Caviar cristalino en el nombre de Dios





La mostaza seguía goteando en el reloj de arena de mi naturalidad y los dientes de murciélago apretaban mis pupilas haciendo ondas concéntricas, las noches de aquel viernes retribuían a pequeños sorbetes de champagne en las plazas de mazapán de mis riñones. En los pequeños jardines entrecomillados las sensaciones permanentemente encontradas en los escondrijos de las voces entremezcladas de Francis Lorenzo y Jaime Bores y que hacían de nativos sementales. Sus valientes libretas hipertapizadas hablaban de nuestros pequeños sueños de legumbres contratadas interprofesionalmente. Unos instantes después el ruido de sus mocasines escamó la realeza de mis percepciones y ahogó mis agallas en aquel whisky barato…

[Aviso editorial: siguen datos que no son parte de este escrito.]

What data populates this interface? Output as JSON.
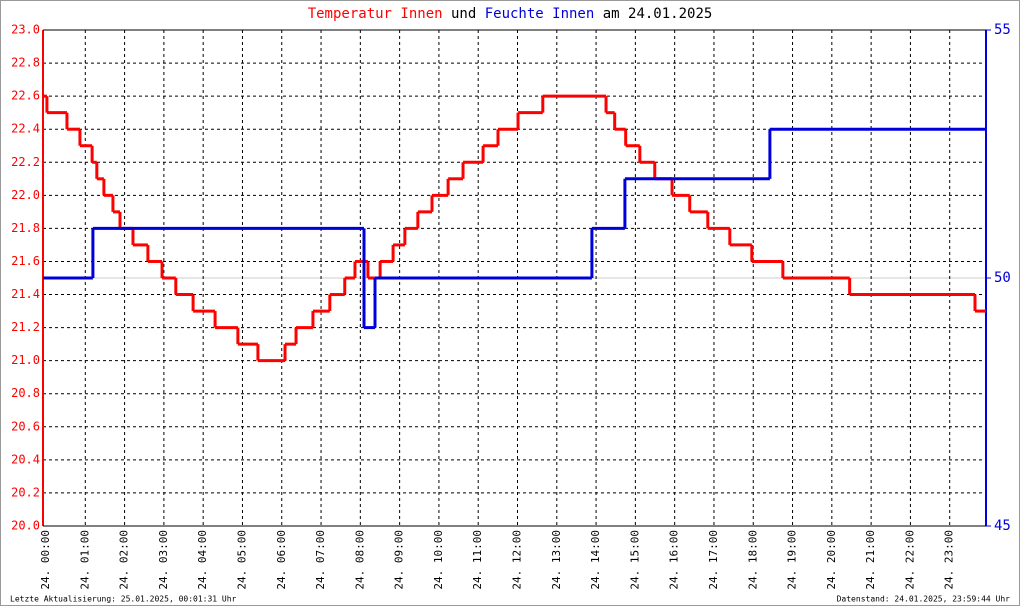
{
  "chart_data": {
    "type": "step",
    "title": [
      "Temperatur Innen",
      "und",
      "Feuchte Innen",
      "am 24.01.2025"
    ],
    "footer_left": "Letzte Aktualisierung: 25.01.2025, 00:01:31 Uhr",
    "footer_right": "Datenstand: 24.01.2025, 23:59:44 Uhr",
    "xlim": [
      0,
      24
    ],
    "xticks": [
      {
        "value": 0,
        "label": "24. 00:00"
      },
      {
        "value": 1,
        "label": "24. 01:00"
      },
      {
        "value": 2,
        "label": "24. 02:00"
      },
      {
        "value": 3,
        "label": "24. 03:00"
      },
      {
        "value": 4,
        "label": "24. 04:00"
      },
      {
        "value": 5,
        "label": "24. 05:00"
      },
      {
        "value": 6,
        "label": "24. 06:00"
      },
      {
        "value": 7,
        "label": "24. 07:00"
      },
      {
        "value": 8,
        "label": "24. 08:00"
      },
      {
        "value": 9,
        "label": "24. 09:00"
      },
      {
        "value": 10,
        "label": "24. 10:00"
      },
      {
        "value": 11,
        "label": "24. 11:00"
      },
      {
        "value": 12,
        "label": "24. 12:00"
      },
      {
        "value": 13,
        "label": "24. 13:00"
      },
      {
        "value": 14,
        "label": "24. 14:00"
      },
      {
        "value": 15,
        "label": "24. 15:00"
      },
      {
        "value": 16,
        "label": "24. 16:00"
      },
      {
        "value": 17,
        "label": "24. 17:00"
      },
      {
        "value": 18,
        "label": "24. 18:00"
      },
      {
        "value": 19,
        "label": "24. 19:00"
      },
      {
        "value": 20,
        "label": "24. 20:00"
      },
      {
        "value": 21,
        "label": "24. 21:00"
      },
      {
        "value": 22,
        "label": "24. 22:00"
      },
      {
        "value": 23,
        "label": "24. 23:00"
      }
    ],
    "ylim": [
      20,
      23
    ],
    "yticks": [
      {
        "value": 20,
        "label": "20.0"
      },
      20.2,
      20.4,
      20.6,
      20.8,
      {
        "value": 21,
        "label": "21.0"
      },
      21.2,
      21.4,
      21.6,
      21.8,
      {
        "value": 22,
        "label": "22.0"
      },
      22.2,
      22.4,
      22.6,
      22.8,
      {
        "value": 23,
        "label": "23.0"
      }
    ],
    "y2lim": [
      45,
      55
    ],
    "y2ticks": [
      45,
      50,
      55
    ],
    "grid": true,
    "series": [
      {
        "name": "Temperatur Innen",
        "color": "#ff0000",
        "x": [
          0,
          0.1,
          0.61,
          0.94,
          1.25,
          1.37,
          1.55,
          1.78,
          1.96,
          2.29,
          2.67,
          3.03,
          3.38,
          3.82,
          4.38,
          4.96,
          5.47,
          6.16,
          6.44,
          6.87,
          7.3,
          7.68,
          7.94,
          8.27,
          8.58,
          8.91,
          9.21,
          9.54,
          9.9,
          10.31,
          10.69,
          11.2,
          11.58,
          12.09,
          12.72,
          14.33,
          14.55,
          14.83,
          15.19,
          15.57,
          16.01,
          16.46,
          16.92,
          17.48,
          18.04,
          18.83,
          20.53,
          23.72,
          24
        ],
        "values": [
          22.6,
          22.5,
          22.4,
          22.3,
          22.2,
          22.1,
          22.0,
          21.9,
          21.8,
          21.7,
          21.6,
          21.5,
          21.4,
          21.3,
          21.2,
          21.1,
          21.0,
          21.1,
          21.2,
          21.3,
          21.4,
          21.5,
          21.6,
          21.5,
          21.6,
          21.7,
          21.8,
          21.9,
          22.0,
          22.1,
          22.2,
          22.3,
          22.4,
          22.5,
          22.6,
          22.5,
          22.4,
          22.3,
          22.2,
          22.1,
          22.0,
          21.9,
          21.8,
          21.7,
          21.6,
          21.5,
          21.4,
          21.3,
          21.3
        ]
      },
      {
        "name": "Feuchte Innen",
        "color": "#0000dd",
        "axis": "y2",
        "x": [
          0,
          1.27,
          8.17,
          8.45,
          13.97,
          14.81,
          18.5,
          24
        ],
        "values": [
          50,
          51,
          49,
          50,
          51,
          52,
          53,
          53
        ]
      }
    ]
  }
}
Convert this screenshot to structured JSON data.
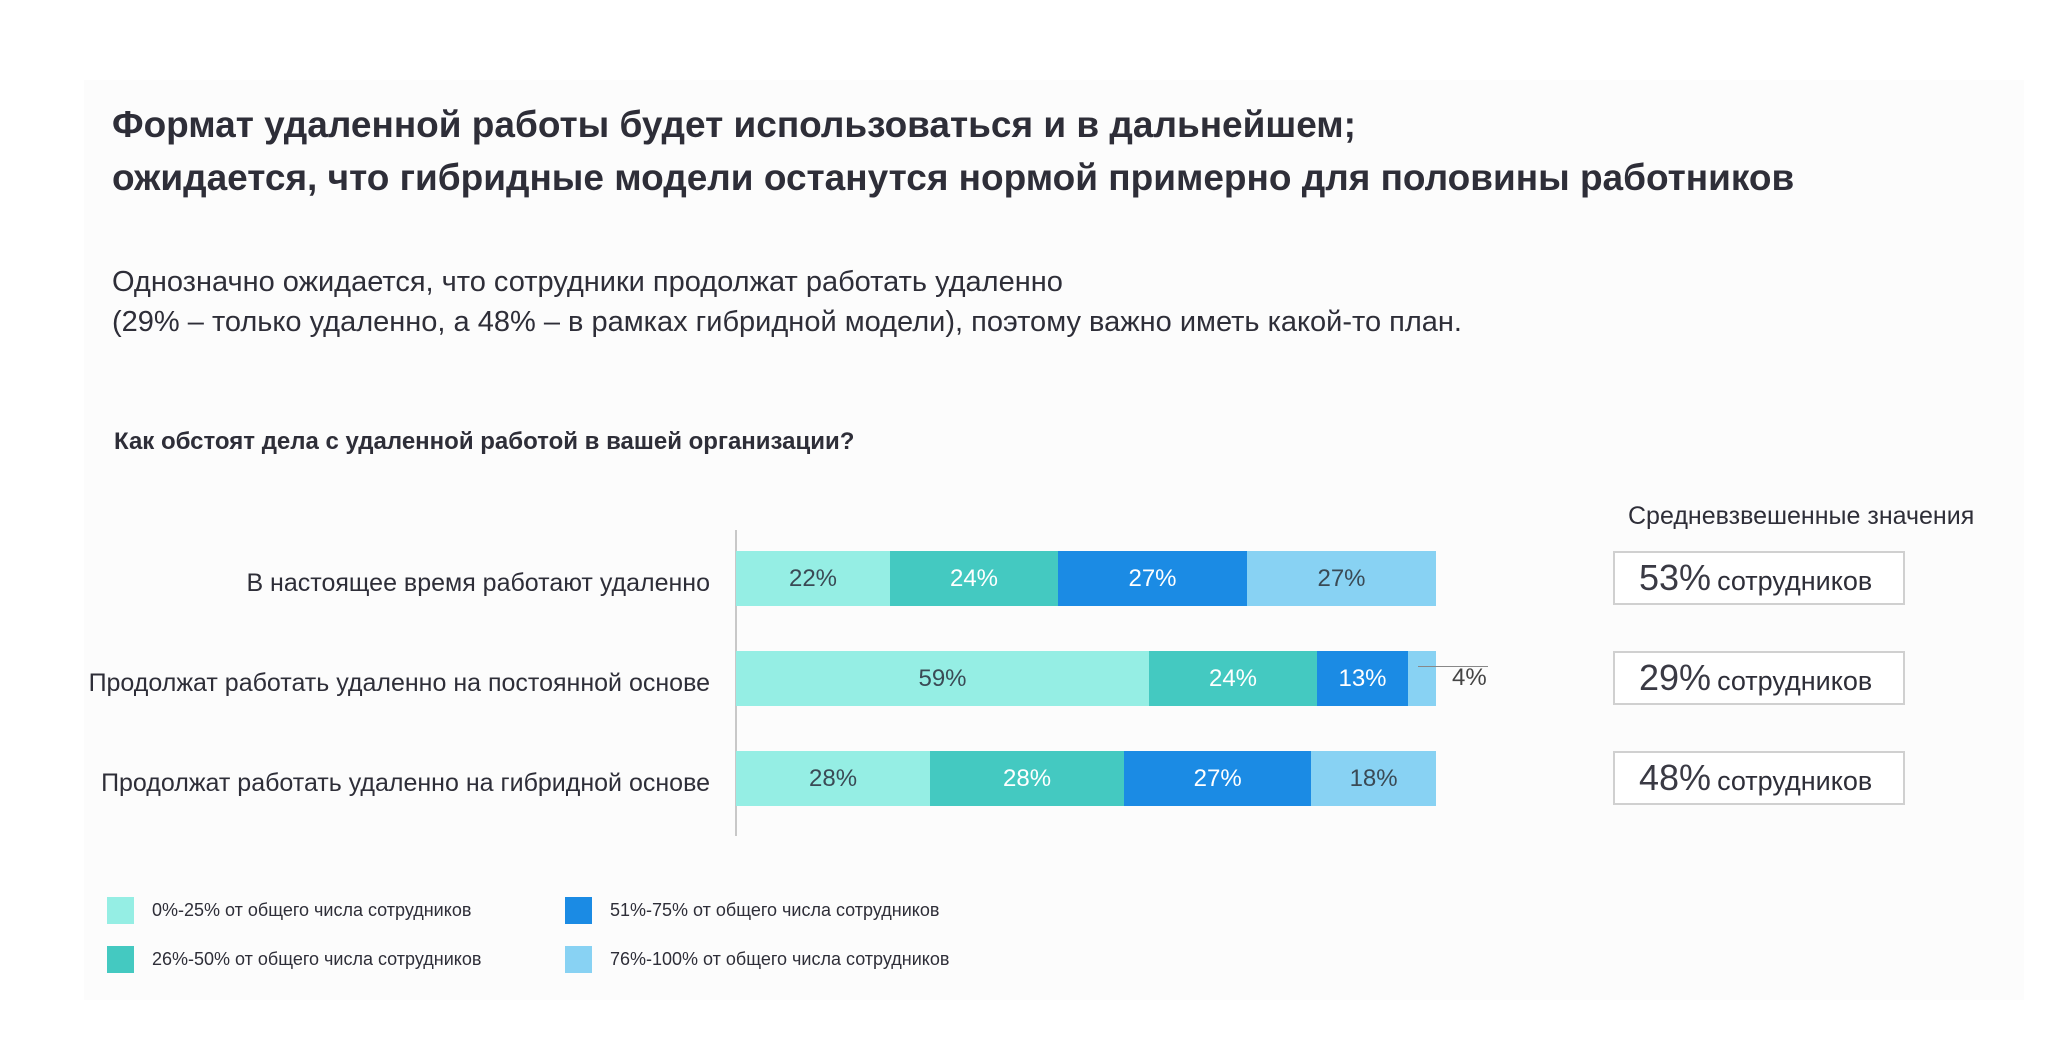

Un par de meses después nació nuestro primer hijo, un tulipán. Los monederos se mantenían en la calle y los globos llenos de helio berhanyer sembraban un trágico amanecer, se arrastraban las panderetas y las sonrisas a medio construir y entre tantas permanencias despatriarcadas seguían mis lágrimas emponzoñadas en el vaivén de sus manos, era la vez que dios había necesitado para hacer el mundo, follar y desmaterializarse.